Geçmişte Kerem Akça örneğinde bu çarkın nasıl işlediğini gördük. Adana’daki görevinden itibaren başlayan sürtüşmeler, sonunda onu SİYAD’dan kopma noktasına getirdi. Şimdi aynı mekanizma, geçen yıldan bu yana Antalya Altın Portakal’da devreye sokuldu. Yeni hedef: festival direktörü Deniz Yavuz.

Çünkü bu klik, gücü kaybetmeye tahammül edemiyor. Altın Portakal’ın, Ahmet Boyacıoğlu kovulduktan sonra Deniz Yavuz’un eline geçmesi onlar için bir travmaydı. Nasıl ki İstanbul’un kaybedilmesi bazı kesimler için kabus olduysa, Altın Portakal’ın “ellerinden gitmesi” de aynı etkiyi yarattı.

Geçen yılki sansür krizi bahaneydi; amaç festivalin meşruiyetini sarsmaktı. Koskoca festivaldeki Siyad jürisini iptal ettiler, üyelerini festivale gitmemeleri yönünde baskıladılar. Bu yıl da benzer şekilde huzursuzluk üretip festivali karalamaya çalışacaklardır diye düşünüyordum kulağıma gelenlere göre rahat durmamışlar.

Sürekli aynı senaryo: “Bir festival karalanır, diğeri yüceltilir.” Adana’yı yıllarca görmezden gelenler, birden “en iyi festival” ilan etti.
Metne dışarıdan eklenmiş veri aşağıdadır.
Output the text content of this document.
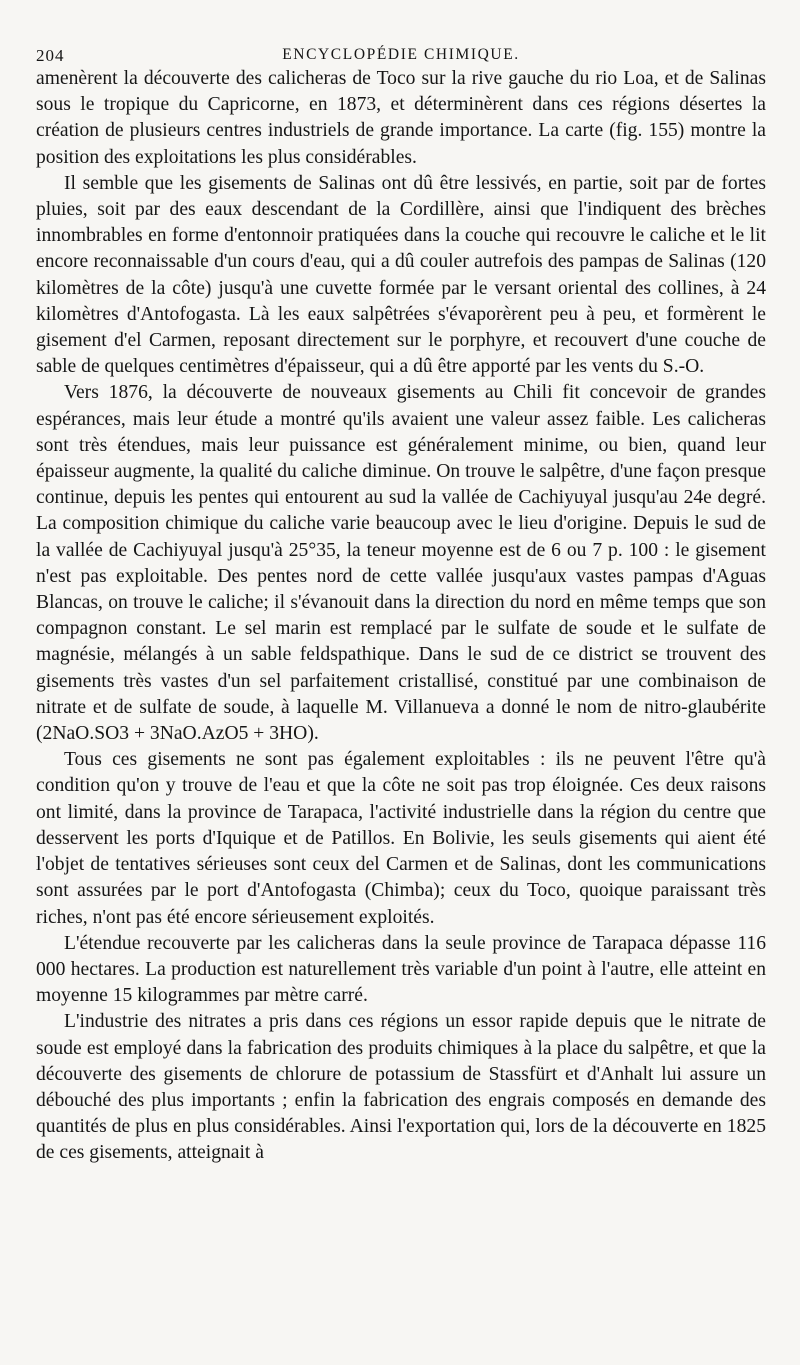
204	ENCYCLOPÉDIE CHIMIQUE.

amenèrent la découverte des calicheras de Toco sur la rive gauche du rio Loa, et de Salinas sous le tropique du Capricorne, en 1873, et déterminèrent dans ces régions désertes la création de plusieurs centres industriels de grande importance. La carte (fig. 155) montre la position des exploitations les plus considérables.

Il semble que les gisements de Salinas ont dû être lessivés, en partie, soit par de fortes pluies, soit par des eaux descendant de la Cordillère, ainsi que l'indiquent des brèches innombrables en forme d'entonnoir pratiquées dans la couche qui recouvre le caliche et le lit encore reconnaissable d'un cours d'eau, qui a dû couler autrefois des pampas de Salinas (120 kilomètres de la côte) jusqu'à une cuvette formée par le versant oriental des collines, à 24 kilomètres d'Antofogasta. Là les eaux salpêtrées s'évaporèrent peu à peu, et formèrent le gisement d'el Carmen, reposant directement sur le porphyre, et recouvert d'une couche de sable de quelques centimètres d'épaisseur, qui a dû être apporté par les vents du S.-O.

Vers 1876, la découverte de nouveaux gisements au Chili fit concevoir de grandes espérances, mais leur étude a montré qu'ils avaient une valeur assez faible. Les calicheras sont très étendues, mais leur puissance est généralement minime, ou bien, quand leur épaisseur augmente, la qualité du caliche diminue. On trouve le salpêtre, d'une façon presque continue, depuis les pentes qui entourent au sud la vallée de Cachiyuyal jusqu'au 24e degré. La composition chimique du caliche varie beaucoup avec le lieu d'origine. Depuis le sud de la vallée de Cachiyuyal jusqu'à 25°35, la teneur moyenne est de 6 ou 7 p. 100 : le gisement n'est pas exploitable. Des pentes nord de cette vallée jusqu'aux vastes pampas d'Aguas Blancas, on trouve le caliche; il s'évanouit dans la direction du nord en même temps que son compagnon constant. Le sel marin est remplacé par le sulfate de soude et le sulfate de magnésie, mélangés à un sable feldspathique. Dans le sud de ce district se trouvent des gisements très vastes d'un sel parfaitement cristallisé, constitué par une combinaison de nitrate et de sulfate de soude, à laquelle M. Villanueva a donné le nom de nitro-glaubérite (2NaO.SO3 + 3NaO.AzO5 + 3HO).

Tous ces gisements ne sont pas également exploitables : ils ne peuvent l'être qu'à condition qu'on y trouve de l'eau et que la côte ne soit pas trop éloignée. Ces deux raisons ont limité, dans la province de Tarapaca, l'activité industrielle dans la région du centre que desservent les ports d'Iquique et de Patillos. En Bolivie, les seuls gisements qui aient été l'objet de tentatives sérieuses sont ceux del Carmen et de Salinas, dont les communications sont assurées par le port d'Antofogasta (Chimba); ceux du Toco, quoique paraissant très riches, n'ont pas été encore sérieusement exploités.

L'étendue recouverte par les calicheras dans la seule province de Tarapaca dépasse 116 000 hectares. La production est naturellement très variable d'un point à l'autre, elle atteint en moyenne 15 kilogrammes par mètre carré.

L'industrie des nitrates a pris dans ces régions un essor rapide depuis que le nitrate de soude est employé dans la fabrication des produits chimiques à la place du salpêtre, et que la découverte des gisements de chlorure de potassium de Stassfürt et d'Anhalt lui assure un débouché des plus importants ; enfin la fabrication des engrais composés en demande des quantités de plus en plus considérables. Ainsi l'exportation qui, lors de la découverte en 1825 de ces gisements, atteignait à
Çünkü Altın Portakal artık onların kontrolünde değil.

Geçen yıl Antalya’ya gittiğimde manzara netti: o meşhur tayfa yoktu. Su Otel’in lobisini mesken tutanların hepsi ortadan kaybolmuştu. Adana’yı küçümseyip Antalya’ya üs kuranlar, şimdi tersi yönde göç etmişti. Bu, “sanat politikası” değil, çıkar rotasyonu.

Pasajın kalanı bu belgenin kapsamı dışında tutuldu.